Whilst investing is critical to becoming financially independent, I would first advise you to build up this emergency fund within a cash bank account. Whilst this doesn’t provide the wealth-building benefits of investing, this will provide peace of mind in case you or your family ever run into a financial emergency like a broken down car, urgent house repairs or medical bills.

In 2019, CNBC reported here that 60% of Americans don’t have enough money to cover an unexpected $1000 dollar emergency expense. Whilst I would like to think the situation in the slightly less consumerist UK would be better, I imagine the results would be fairly similar.

If you don’t have an emergency fund of at least £1,000 in your bank account, this constitutes a financial emergency and you should put as much effort as you can into fixing it – even if it means living well below your means for a month or two.
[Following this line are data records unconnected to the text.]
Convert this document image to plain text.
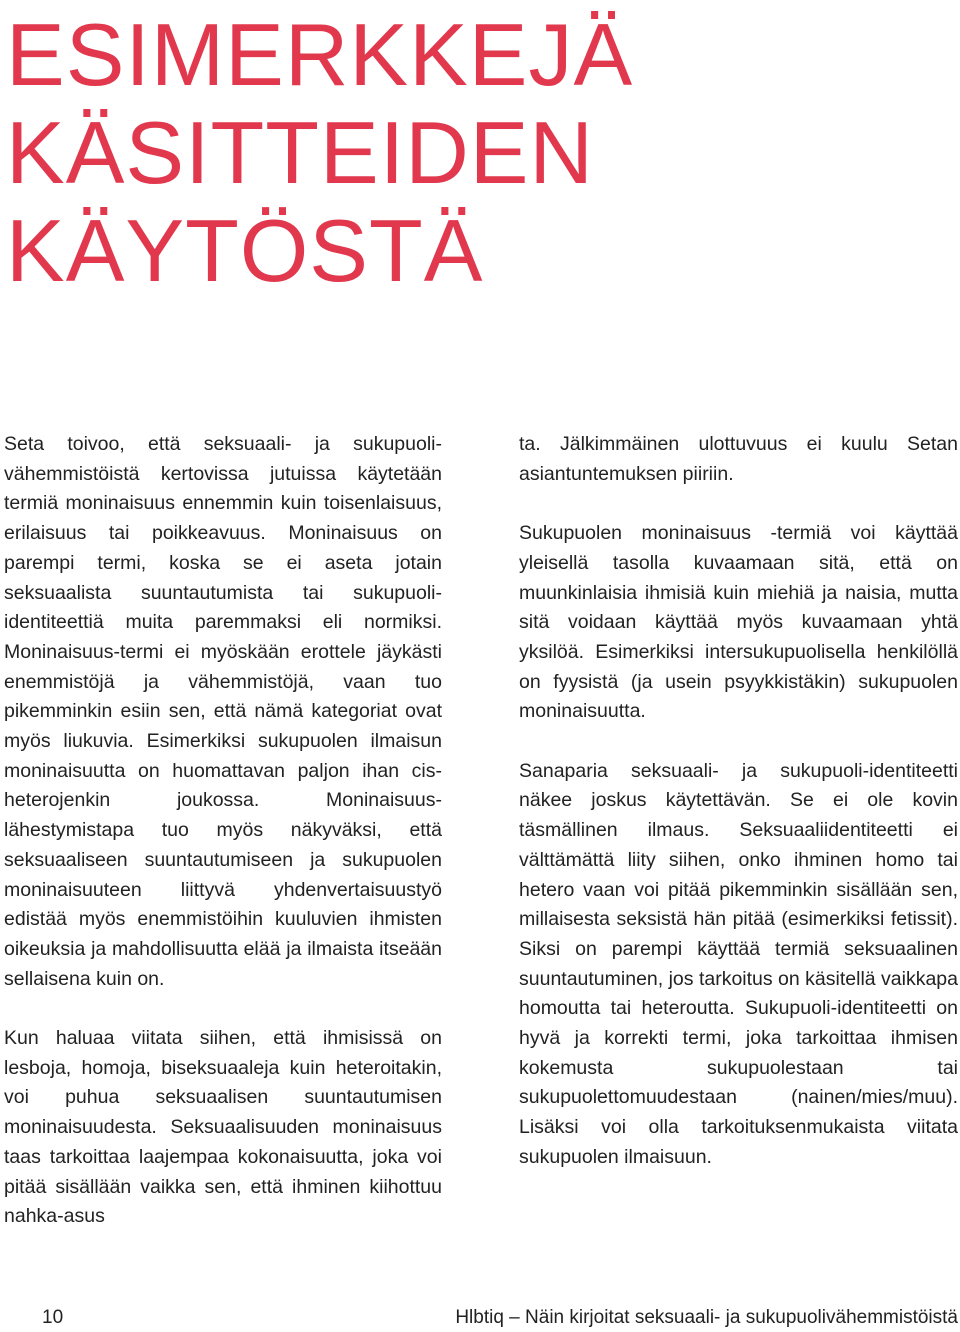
ESIMERKKEJÄ
KÄSITTEIDEN
KÄYTÖSTÄ

Seta toivoo, että seksuaali- ja sukupuolivähemmistöistä kertovissa jutuissa käytetään termiä moninaisuus ennemmin kuin toisenlaisuus, erilaisuus tai poikkeavuus. Moninaisuus on parempi termi, koska se ei aseta jotain seksuaalista suuntautumista tai sukupuoli-identiteettiä muita paremmaksi eli normiksi. Moninaisuus-termi ei myöskään erottele jäykästi enemmistöjä ja vähemmistöjä, vaan tuo pikemminkin esiin sen, että nämä kategoriat ovat myös liukuvia. Esimerkiksi sukupuolen ilmaisun moninaisuutta on huomattavan paljon ihan cis-heterojenkin joukossa. Moninaisuuslähestymistapa tuo myös näkyväksi, että seksuaaliseen suuntautumiseen ja sukupuolen moninaisuuteen liittyvä yhdenvertaisuustyö edistää myös enemmistöihin kuuluvien ihmisten oikeuksia ja mahdollisuutta elää ja ilmaista itseään sellaisena kuin on.

Kun haluaa viitata siihen, että ihmisissä on lesboja, homoja, biseksuaaleja kuin heteroitakin, voi puhua seksuaalisen suuntautumisen moninaisuudesta. Seksuaalisuuden moninaisuus taas tarkoittaa laajempaa kokonaisuutta, joka voi pitää sisällään vaikka sen, että ihminen kiihottuu nahka-asus

ta. Jälkimmäinen ulottuvuus ei kuulu Setan asiantuntemuksen piiriin.

Sukupuolen moninaisuus -termiä voi käyttää yleisellä tasolla kuvaamaan sitä, että on muunkinlaisia ihmisiä kuin miehiä ja naisia, mutta sitä voidaan käyttää myös kuvaamaan yhtä yksilöä. Esimerkiksi intersukupuolisella henkilöllä on fyysistä (ja usein psyykkistäkin) sukupuolen moninaisuutta.

Sanaparia seksuaali- ja sukupuoli-identiteetti näkee joskus käytettävän. Se ei ole kovin täsmällinen ilmaus. Seksuaaliidentiteetti ei välttämättä liity siihen, onko ihminen homo tai hetero vaan voi pitää pikemminkin sisällään sen, millaisesta seksistä hän pitää (esimerkiksi fetissit). Siksi on parempi käyttää termiä seksuaalinen suuntautuminen, jos tarkoitus on käsitellä vaikkapa homoutta tai heteroutta. Sukupuoli-identiteetti on hyvä ja korrekti termi, joka tarkoittaa ihmisen kokemusta sukupuolestaan tai sukupuolettomuudestaan (nainen/mies/muu). Lisäksi voi olla tarkoituksenmukaista viitata sukupuolen ilmaisuun.

10	Hlbtiq – Näin kirjoitat seksuaali- ja sukupuolivähemmistöistä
If, for example, your car broke down tomorrow and you had no way to get to work other than by having it fixed for £1,200, you would be forced to go down the disastrous route of payday loans with extortionate interest.

I personally keep an emergency fund of £5,000 which strikes a nice balance between being enough to cover a few months expenses should I need it and not so much that I am missing an opportunity to earn returns on this money within the stock market.
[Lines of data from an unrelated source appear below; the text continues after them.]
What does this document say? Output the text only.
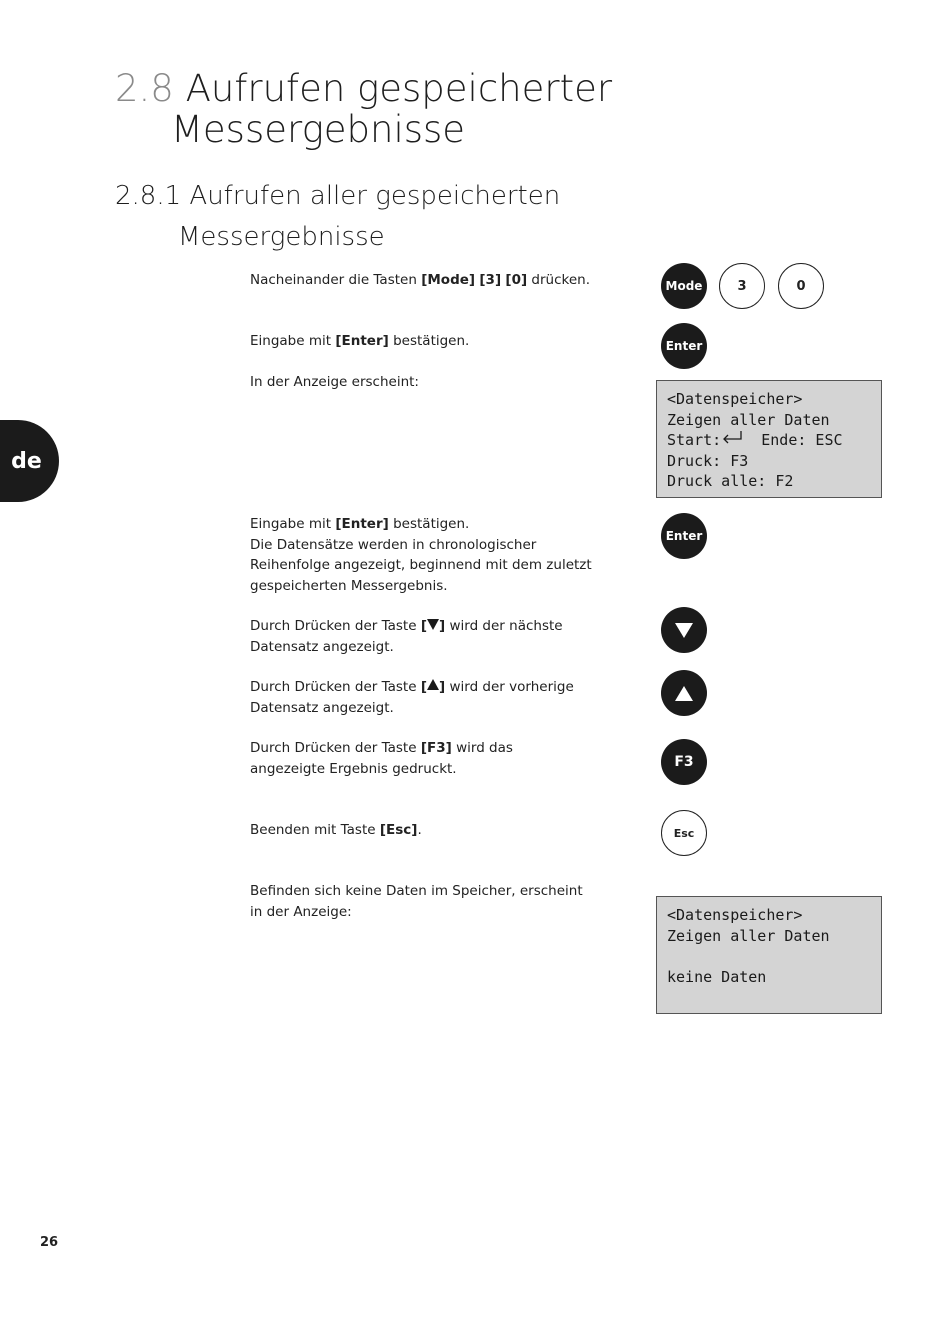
2.8 Aufrufen gespeicherter
Messergebnisse
2.8.1 Aufrufen aller gespeicherten
Messergebnisse
de
Nacheinander die Tasten [Mode] [3] [0] drücken.	Mode	3	0
Eingabe mit [Enter] bestätigen.	Enter
In der Anzeige erscheint:
<Datenspeicher>
Zeigen aller Daten
Start:  Ende: ESC
Druck: F3
Druck alle: F2
Eingabe mit [Enter] bestätigen.
Die Datensätze werden in chronologischer Reihenfolge angezeigt, beginnend mit dem zuletzt gespeicherten Messergebnis.
Enter
Durch Drücken der Taste [ ] wird der nächste Datensatz angezeigt.
Durch Drücken der Taste [ ] wird der vorherige Datensatz angezeigt.
Durch Drücken der Taste [F3] wird das angezeigte Ergebnis gedruckt.	F3
Beenden mit Taste [Esc].	Esc
Befinden sich keine Daten im Speicher, erscheint in der Anzeige:	<Datenspeicher>
Zeigen aller Daten

keine Daten
26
In simple terms, you should be investing as much as you are able to each month if you hope to become financially independent anytime soon. Investing your money provides major benefits including speeding up the wealth-building process, protecting your money from being eroded by inflation and diversifying your income streams so you are not so dependent on a corporate salary.

The maths of investing £100 is simple using the future value calculations shown above, the earlier and more often you invest, the more successful you will be in reaching your target net worth.

There is no upper limit to the amount you should save and invest and cutting frivolous expenses is a great way to increase your investable amount and buy years of freedom later down the line.

How much are you able to invest every month? Let me know in the comments below!

As always, please remember I am an Accountant, but not your Accountant. In this post (and all of my others) I share information and oftentimes give anecdotes about what has worked well for me. However, I do not know your personal financial situation and so do not offer individual financial advice. If you are unsure about a particular financial subject, please hire a qualified financial advisor to guide you.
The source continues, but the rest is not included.